Not sure I agree with your small town theory. We have a cabin in Wisconsin and the county population is just over 50k yet the number of deaths has skyrocketed to over 110. Don’t know why. Is it lack of access to medical treatment, the age demographics of the population or something else?? Just glad we closed up and headed south before things got out of control.
Probably a byproduct on how hard COVID hit the more-populous states. All the emphasis in the first three months was how bad it was in New York, New Jersey, California, etc. It certainly was possible that those in more rural environments saw COVID as a heavy-population issue.

Combine that with rural areas being more conservative, and many people believing that wearing masks/social distancing was something only liberals did. This is basically what I think happened in North Dakota, my home state, and is probably why it currently leads the world in the number of infections vs. population size.

This is interesting.

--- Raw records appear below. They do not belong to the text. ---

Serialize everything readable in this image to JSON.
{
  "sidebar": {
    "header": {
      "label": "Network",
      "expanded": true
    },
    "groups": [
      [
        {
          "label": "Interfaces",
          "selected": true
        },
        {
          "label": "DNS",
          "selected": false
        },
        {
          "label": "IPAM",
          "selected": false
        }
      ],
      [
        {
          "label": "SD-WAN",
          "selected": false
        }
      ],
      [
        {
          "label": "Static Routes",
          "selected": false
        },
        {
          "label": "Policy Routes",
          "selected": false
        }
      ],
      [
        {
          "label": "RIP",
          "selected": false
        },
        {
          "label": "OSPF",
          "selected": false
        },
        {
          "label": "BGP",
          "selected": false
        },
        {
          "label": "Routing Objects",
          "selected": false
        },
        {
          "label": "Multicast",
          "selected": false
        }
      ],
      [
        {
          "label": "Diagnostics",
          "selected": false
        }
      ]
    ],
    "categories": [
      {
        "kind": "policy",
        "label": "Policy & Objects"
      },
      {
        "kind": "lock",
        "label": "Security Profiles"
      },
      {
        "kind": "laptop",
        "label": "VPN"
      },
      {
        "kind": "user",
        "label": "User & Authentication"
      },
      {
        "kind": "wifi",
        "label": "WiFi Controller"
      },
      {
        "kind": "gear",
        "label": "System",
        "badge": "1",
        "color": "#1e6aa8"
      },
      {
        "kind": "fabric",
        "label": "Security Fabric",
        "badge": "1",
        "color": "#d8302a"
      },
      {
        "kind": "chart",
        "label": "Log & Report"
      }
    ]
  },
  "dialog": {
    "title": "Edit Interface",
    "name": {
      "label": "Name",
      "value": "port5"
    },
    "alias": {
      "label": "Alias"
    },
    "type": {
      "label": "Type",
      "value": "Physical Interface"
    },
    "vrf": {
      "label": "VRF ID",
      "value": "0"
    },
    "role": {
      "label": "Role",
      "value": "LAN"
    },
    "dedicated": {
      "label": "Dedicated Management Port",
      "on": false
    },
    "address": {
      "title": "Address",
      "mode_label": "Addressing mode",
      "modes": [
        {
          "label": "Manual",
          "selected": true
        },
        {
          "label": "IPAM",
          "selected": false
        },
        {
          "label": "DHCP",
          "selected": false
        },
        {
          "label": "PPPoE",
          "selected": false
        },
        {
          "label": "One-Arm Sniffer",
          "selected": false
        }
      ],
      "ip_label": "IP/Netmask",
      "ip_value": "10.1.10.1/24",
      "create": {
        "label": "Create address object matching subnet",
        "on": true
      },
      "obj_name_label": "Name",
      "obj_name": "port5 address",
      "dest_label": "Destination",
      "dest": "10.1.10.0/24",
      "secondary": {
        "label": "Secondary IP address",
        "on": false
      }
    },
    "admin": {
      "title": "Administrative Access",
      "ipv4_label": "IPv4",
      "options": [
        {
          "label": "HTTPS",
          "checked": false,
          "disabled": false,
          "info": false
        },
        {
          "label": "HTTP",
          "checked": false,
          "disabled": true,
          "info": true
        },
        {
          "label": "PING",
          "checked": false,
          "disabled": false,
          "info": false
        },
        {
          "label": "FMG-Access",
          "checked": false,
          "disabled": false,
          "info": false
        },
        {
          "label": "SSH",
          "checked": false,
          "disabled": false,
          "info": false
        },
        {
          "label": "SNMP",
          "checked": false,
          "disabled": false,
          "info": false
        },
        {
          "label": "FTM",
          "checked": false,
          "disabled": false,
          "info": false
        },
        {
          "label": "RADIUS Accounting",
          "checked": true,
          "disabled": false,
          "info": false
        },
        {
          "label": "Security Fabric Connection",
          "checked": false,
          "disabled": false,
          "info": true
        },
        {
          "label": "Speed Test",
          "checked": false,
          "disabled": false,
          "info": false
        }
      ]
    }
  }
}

It gives a time/history of individual states' COVID rates, stepping through day-by-day since June. Each state's bar indicates its political bent.

https://dangoodspeed.com/covid/total-cases-since-june

Couple that, sadly, with less medical infrastructure in rural areas. Living in the Seattle area, I've got three major hospitals within 15 minutes of me, and massive medical resources within the county. Rural America has problems retaining medical staff (can't pay off student loans at a small country hospital) and the facilities themselves are smaller. So when it DOES hit, they can't handle it as well.